The New Norm is Becoming the Norm

How long is something new before it just starts being the status quo?

It’s been three years that our economy has been like this. I predict another 5-7, which could get stretched out to 10 years before we get back to a pre-2007 economic climate.

I’ve been saying for a while that we’re headed for another recession and that the economy is going to be flat for the next 5-7 years. By definition we can’t have a double-dip because we’ve had two quarters of growth.

But we keep getting held back from further recovery due to our own folly and the interconnectedness of the world economies.

The stock market has dropped 3.5%, giving up all of its upside for 2011, and no one could predict the tsunamis or the nuclear fallout in Japan. Another episode in Europe or elsewhere could put the U.S. right back on its butt (if we haven’t already tripped and we’re just in that pre-getting it state before we wind up on our butts).

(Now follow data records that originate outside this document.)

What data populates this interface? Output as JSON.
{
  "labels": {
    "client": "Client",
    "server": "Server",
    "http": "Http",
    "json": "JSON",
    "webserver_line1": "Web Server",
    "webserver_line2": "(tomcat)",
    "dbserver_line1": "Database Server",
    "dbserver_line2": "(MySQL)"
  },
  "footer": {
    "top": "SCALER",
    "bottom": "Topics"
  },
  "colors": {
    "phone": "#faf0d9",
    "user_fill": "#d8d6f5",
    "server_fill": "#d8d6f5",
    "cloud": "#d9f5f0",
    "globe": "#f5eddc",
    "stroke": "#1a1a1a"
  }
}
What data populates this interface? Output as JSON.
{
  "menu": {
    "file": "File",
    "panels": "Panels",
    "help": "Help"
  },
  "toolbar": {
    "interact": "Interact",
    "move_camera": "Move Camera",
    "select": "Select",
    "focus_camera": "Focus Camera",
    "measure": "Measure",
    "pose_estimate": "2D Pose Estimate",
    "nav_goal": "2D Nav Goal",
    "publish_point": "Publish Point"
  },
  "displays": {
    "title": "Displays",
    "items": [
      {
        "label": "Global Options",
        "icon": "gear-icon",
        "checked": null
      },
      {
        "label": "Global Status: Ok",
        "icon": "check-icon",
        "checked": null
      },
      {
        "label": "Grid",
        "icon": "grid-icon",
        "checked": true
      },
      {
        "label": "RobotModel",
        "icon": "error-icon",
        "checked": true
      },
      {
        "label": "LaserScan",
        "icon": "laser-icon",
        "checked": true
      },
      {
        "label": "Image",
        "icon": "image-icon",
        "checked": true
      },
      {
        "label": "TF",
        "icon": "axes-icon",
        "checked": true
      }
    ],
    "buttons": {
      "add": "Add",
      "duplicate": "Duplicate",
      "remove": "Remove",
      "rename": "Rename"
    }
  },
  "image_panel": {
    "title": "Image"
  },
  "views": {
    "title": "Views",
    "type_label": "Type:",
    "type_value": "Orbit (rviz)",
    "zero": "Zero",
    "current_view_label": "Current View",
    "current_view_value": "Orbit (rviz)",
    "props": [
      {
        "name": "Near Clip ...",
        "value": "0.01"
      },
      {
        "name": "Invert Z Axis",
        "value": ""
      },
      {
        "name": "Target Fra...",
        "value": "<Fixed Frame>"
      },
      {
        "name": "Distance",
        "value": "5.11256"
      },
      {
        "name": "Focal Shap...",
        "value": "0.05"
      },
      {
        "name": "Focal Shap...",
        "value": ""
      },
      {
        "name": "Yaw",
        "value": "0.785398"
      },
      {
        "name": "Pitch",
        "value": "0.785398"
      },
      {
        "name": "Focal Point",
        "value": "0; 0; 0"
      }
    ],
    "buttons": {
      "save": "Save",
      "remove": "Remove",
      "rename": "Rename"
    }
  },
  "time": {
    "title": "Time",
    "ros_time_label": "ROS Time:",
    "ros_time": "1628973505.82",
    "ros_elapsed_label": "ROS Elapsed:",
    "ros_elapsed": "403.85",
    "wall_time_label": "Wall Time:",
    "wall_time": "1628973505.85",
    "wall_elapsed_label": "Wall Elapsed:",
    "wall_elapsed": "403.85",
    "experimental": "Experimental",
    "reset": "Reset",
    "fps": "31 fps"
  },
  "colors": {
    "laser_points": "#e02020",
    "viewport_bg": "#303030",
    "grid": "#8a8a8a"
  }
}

If you read the papers in the last couple of days, you heard that the knocked-out power-plants that were supposedly controlling only 5% of of Tokyo were actually controlling as much as 25% of the electricity in Tokyo. This has slowed and will continue to slow Japanese manufacturing and business dramatically. Due to the Japanese “just in time” inventory method that most modern businesses have gone to in the last 15-20 years, Japanese auto makers in the US and others in the manufacturing sector are going to be slowed down. This will only further exacerbate our own recovery.

Who knows how far the Japanese market will go down at this point, and the more problems that arise the more this market will spiral. This will affect us.

Why am I throwing all of this out? No, I don’t like dread and doom. I like facing reality, and I’m sharing this because the recovery is going to get stretched out more and more and problems compound problems.

So what do you need to do? You need to prepare yourself and your business for this situation.

It can be hard to change because change is hard. But you need to look at what you can change to be proactive, even if something’s been working for 20 years. It may not need to be the product itself, but it may need to be your manufacturing processes or something else that let’s you stay ahead of this curve.

Separate the emotions, and look for practical solutions.

And beware the alligators. They may already be chomping.

What do you predict for the economy in years to come? How soon will a full recovery be in effect?